Why the Chinese Government is Capable of Bailing Evergrande Out
– If we take a look at the numbers, it could also be said that they might get a government bailout.
– While their liability amounts to $310B, the interest they actually need to pay imminently, amounts to $669m
– This is also still a lot of money, but much more manageable than $310B.
– So while Evergrande is having a hard time with insolvency, if the government were to help out just a little bit, they might just be able to get back on their feet.
– And with investors gathering up in front of the Evergrande building and the probability of a political risk increasing, $669m might be a small sacrifice for the stability of the regime.
China’s Indirect Intervention
– The Global Times, a media that directly reflects the stance, position, and opinion of the Chinese government, said that Evergrande was “not too big to fail”.
– But, China’s injected $14B in cash in Sep. 17, and another $15B today through Open Market Operations (OMO).
– And since the liquidity they provided was the most they’ve done in the past 8 months, it’s safe to say that they had Evergrande in mind
Expert Opinion on the Matter
– Michael Burry, founder of Scion Capital LLC, shared a tweet by @INArteCarloDoss, who states some important points.
– The 3 redlines, which are the debt related restrictions, began last year.
– China has been lifting the real estate market by leveraging a lot of debt, and the government wants to deleverage.
– It’s almost certain that Evergrande’s bankruptcy is a matter of time, but the question is how severely other companies and financial institutions will be affected.
– Of course the Chinese government will provide liquidity in the market, but won’t directly intervene and solve the problem for Evergrande.
– Overall, it could be said that Michael Burry agrees with this thread that says Evergrande’s bankruptcy is inevitable, and that the Chinese government will indirectly intervene, if it does decide to intervene at all.
– So a crisis in some form will certainly take place, it’s a matter of the degree to which it takes place.
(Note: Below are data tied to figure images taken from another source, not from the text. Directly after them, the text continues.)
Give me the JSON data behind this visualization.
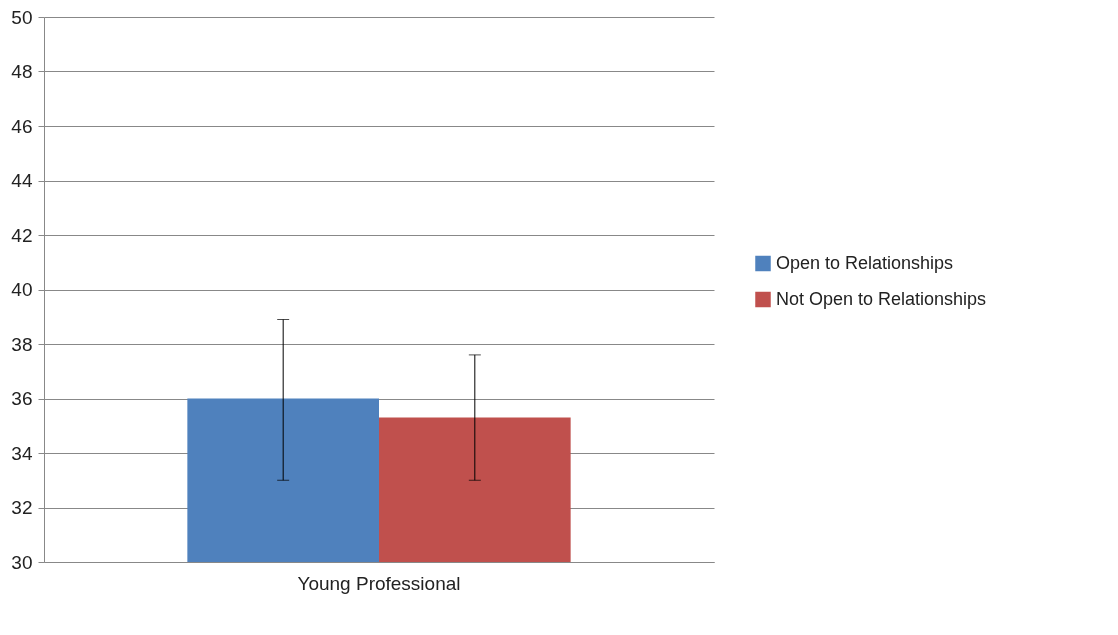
{
  "chart_data": {
    "type": "bar",
    "categories": [
      "Young Professional"
    ],
    "series": [
      {
        "name": "Open to Relationships",
        "color": "#4f81bd",
        "values": [
          36.0
        ],
        "errors": [
          [
            33.0,
            38.9
          ]
        ]
      },
      {
        "name": "Not Open to Relationships",
        "color": "#c0504d",
        "values": [
          35.3
        ],
        "errors": [
          [
            33.0,
            37.6
          ]
        ]
      }
    ],
    "ylim": [
      30,
      50
    ],
    "yticks": [
      30,
      32,
      34,
      36,
      38,
      40,
      42,
      44,
      46,
      48,
      50
    ],
    "grid": "y",
    "legend": "right"
  }
}
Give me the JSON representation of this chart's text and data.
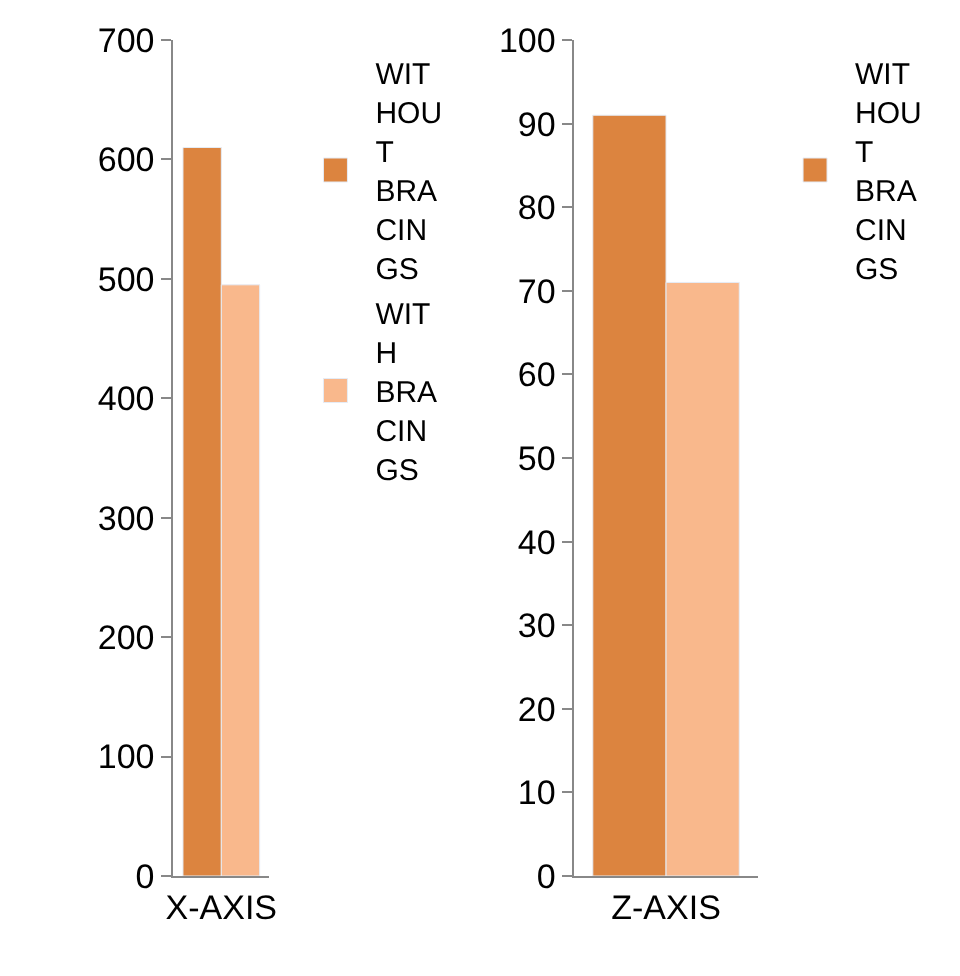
{
  "chart_data": [
    {
      "type": "bar",
      "categories": [
        "X-AXIS"
      ],
      "series": [
        {
          "name": "WITHOUT BRACINGS",
          "color": "#dc843f",
          "values": [
            610
          ]
        },
        {
          "name": "WITH BRACINGS",
          "color": "#f9b88c",
          "values": [
            495
          ]
        }
      ],
      "ylim": [
        0,
        700
      ],
      "yticks": [
        0,
        100,
        200,
        300,
        400,
        500,
        600,
        700
      ],
      "legend": "right"
    },
    {
      "type": "bar",
      "categories": [
        "Z-AXIS"
      ],
      "series": [
        {
          "name": "WITHOUT BRACINGS",
          "color": "#dc843f",
          "values": [
            91
          ]
        },
        {
          "color": "#f9b88c",
          "values": [
            71
          ]
        }
      ],
      "ylim": [
        0,
        100
      ],
      "yticks": [
        0,
        10,
        20,
        30,
        40,
        50,
        60,
        70,
        80,
        90,
        100
      ],
      "legend": "right"
    }
  ]
}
– On the other hand, we have @BaldingsWorld
– Christopher Balding is a professor at Peking University
– His logic is that we won’t see a financial crisis because we’re applying the logic of the free market to a country’s market that is actually completely under control of its government.
– So this professor believes that a bailout for Evergrande is inevitable.
How to Prepare for a Potential Crash
– Since nothing is set in stone yet, the best we can do as investors is to keep my eyes open and look at how the Chinese government might directly or indirectly solve the issue.
– Depending on how the situation deteriorates, increasing one’s cash holdings might be prudent in case the US stock market also is affected.
– This is especially important as the S&P500 index is currently testing the 60 ( ) on the daily. (chart below)
Evergrande’s debt situation might have greater implications than we can anticipate. Regardless of whether the Chinese government intervenes or not, and whether it does in an indirect or direct manner, there will be repercussions to the Chinese economy. As such, it’s important to keep an eye on how the situation may unfold and affect the US stock market as well.